Insgesamt positiv. Corona war ein Ruck durch die Gesellschaft: Man hat erkannt, dass man online sehr gut lernen kann. Das Erkennen auch zunehmend viele Unternehmen.
Sie sind seit vergangener Woche um viele Millionen reicher. Was werden Sie mit dem Geld tun?
Nun, das Closing kommt ja erst ... Ich werde mir also erst langsam Gedanken machen. Ich möchte das Geld so einsetzen, dass es die Welt besser macht, z. B. mit Investments im Umweltbereich. Ich lasse mich von dem Geld aber nicht stressen. Ich bin gut geerdet, es wird mich nicht viel verändern. Vielleicht kaufen wir eine Wohnung oder ein Haus in London.
Ihr Tipp, um eine Sprache zu lernen?
Nicht zu viel auf einmal lernen.
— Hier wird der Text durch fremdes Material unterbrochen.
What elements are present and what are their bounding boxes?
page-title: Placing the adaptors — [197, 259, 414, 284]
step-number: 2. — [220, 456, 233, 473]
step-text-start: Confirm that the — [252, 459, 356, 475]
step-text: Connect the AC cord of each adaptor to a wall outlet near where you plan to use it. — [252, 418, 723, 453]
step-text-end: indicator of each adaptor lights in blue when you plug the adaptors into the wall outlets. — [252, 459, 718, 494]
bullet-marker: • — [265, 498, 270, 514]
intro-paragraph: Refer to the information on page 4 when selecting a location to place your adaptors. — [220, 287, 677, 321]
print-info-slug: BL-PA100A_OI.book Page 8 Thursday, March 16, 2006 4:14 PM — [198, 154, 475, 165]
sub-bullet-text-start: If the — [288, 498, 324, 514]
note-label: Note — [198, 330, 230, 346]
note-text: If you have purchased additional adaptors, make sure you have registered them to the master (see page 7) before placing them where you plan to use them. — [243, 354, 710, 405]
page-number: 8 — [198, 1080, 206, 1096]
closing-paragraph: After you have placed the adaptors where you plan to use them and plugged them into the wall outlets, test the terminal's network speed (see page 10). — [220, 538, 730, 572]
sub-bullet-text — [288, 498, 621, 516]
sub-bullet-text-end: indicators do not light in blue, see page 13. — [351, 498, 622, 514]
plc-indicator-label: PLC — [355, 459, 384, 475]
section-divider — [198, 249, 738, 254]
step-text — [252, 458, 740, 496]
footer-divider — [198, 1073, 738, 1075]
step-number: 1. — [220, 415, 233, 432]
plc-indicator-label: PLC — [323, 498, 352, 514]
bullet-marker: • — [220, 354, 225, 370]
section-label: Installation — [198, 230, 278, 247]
Nur 3 bis 4 mal pro Woche und je maximal 15 bis 45 Minuten.
Die Geschichte von Busuu auf einen Blick
Der Österreicher Bernhard Niesner und der Liechtensteiner Adrian Hilti lernten sich beim MBA-Studium in Madrid kennen. Zusammen hatten sie die Idee einer Sprachlern-App. Sie gründeten 2008 das Start-up Busuu. In 13 Jahren durchliefen sie Höhen und Tiefen. Die Finanzkrise 2008 ff. setzte dem Start-up stark zu, anfangs programmierten sie auf der falschen Plattform (Desktop statt Mobile), zu schnelles Rekrutieren von Mitarbeitern brachte die Firma an den Rand des Ruins. Erstinvestor war Hansi Hansmann, insgesamt holte sich Busuu in seiner Geschichte aber nur wenig Investitionsgeld – nämlich 16 Millionen Euro. Nun wurde Busuu an das US-Unternehmen Chegg verkauft. Der Edu-Tech-Konzern will damit den Sprachlern-Markt (wird bis 2025 von 50 auf 100 Milliarden Dollar anwachsen) erobern.